Elle n'avance pas : on sent le bagage dans la sitcom épique type "On efface tout et on recommence" du créateur des Simpsons. Mais si vous savez, cette série ou les guerres se déclenchent juste pour la beauté d'un gag et n'atteignent jamais les américains qui rentrent chez eux tranquillement. Et où tout fini par des chansons.

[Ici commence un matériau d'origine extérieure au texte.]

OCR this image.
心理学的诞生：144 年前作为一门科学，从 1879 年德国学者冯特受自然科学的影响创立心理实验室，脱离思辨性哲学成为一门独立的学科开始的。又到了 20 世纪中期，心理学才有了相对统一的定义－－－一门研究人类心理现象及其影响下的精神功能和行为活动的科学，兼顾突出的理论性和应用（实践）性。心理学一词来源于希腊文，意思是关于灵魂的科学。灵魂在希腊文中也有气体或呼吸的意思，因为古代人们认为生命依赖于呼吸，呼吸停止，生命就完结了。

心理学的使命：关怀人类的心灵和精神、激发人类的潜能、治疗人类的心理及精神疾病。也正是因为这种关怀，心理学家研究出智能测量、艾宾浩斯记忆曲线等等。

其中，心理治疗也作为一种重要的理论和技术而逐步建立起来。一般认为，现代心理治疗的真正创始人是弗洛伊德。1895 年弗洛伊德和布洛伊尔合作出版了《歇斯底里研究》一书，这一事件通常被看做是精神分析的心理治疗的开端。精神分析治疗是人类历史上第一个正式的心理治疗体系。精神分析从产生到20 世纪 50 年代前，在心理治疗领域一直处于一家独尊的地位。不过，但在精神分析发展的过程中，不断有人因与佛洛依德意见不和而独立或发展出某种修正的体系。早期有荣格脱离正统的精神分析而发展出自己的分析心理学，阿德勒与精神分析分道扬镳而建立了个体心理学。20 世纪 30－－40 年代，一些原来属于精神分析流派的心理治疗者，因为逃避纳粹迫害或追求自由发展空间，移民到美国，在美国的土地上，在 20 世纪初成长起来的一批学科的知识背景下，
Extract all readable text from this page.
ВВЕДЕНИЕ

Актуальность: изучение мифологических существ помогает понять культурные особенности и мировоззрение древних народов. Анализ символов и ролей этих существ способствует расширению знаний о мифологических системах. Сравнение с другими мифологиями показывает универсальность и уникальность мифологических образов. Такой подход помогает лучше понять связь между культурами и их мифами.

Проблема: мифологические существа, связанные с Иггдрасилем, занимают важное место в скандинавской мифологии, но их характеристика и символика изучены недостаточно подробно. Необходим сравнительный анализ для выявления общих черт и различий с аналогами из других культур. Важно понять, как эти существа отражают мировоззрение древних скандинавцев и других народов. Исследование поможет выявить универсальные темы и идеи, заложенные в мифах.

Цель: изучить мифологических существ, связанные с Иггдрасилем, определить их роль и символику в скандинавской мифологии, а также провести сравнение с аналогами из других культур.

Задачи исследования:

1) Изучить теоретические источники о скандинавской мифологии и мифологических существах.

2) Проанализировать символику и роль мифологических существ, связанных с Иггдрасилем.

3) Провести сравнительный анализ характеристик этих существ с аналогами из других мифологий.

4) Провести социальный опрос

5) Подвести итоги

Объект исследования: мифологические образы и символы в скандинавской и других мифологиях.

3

Désenchantée prend la suite de ce style (bien que j'ai vu pleins d'épisodes, je ne comparerai pas à Futurama que je retrouve moins dans cette série) et le confronte à un autre monde : celui de 2018 (date de sortie de la première saison) ou la série est impératrice du divertissement mondial et que Netflix trône sur ce nouveau monde. Maintenant, il y a des cliffhangers et de la continuité dans l'évolution des personnages. Mais à la fin, c'est le quotidien qui gagne : oui, on est pris au dépourvu, on découvre un univers tout nouveau rutilant à quelques jours de galop de Dreamland, on finit la saison sur un souffle retenu. Et ça ne rate pas : le soufflet retombe (dès l'épisode 2 de la saison 1 en fait), on rentre à la maison parce qu'on est violemment paumé par les machinations, déçu par les pulsions pitoyables des princes pas si charmants. C'est la mécanique Simpsons, mais sans l'illusion que tout prend fin (pour le meilleur). Votre nom, votre gueule (le visage est un vrai sujet dans Désenchantée), votre entourage, même si vous avez adoré vous le constituer mais qu'aujourd'hui il traîne un peu là sans que vous vous l'expliquiez : non, ça ne disparaît pas ces choses là. C'est littéralement à suivre.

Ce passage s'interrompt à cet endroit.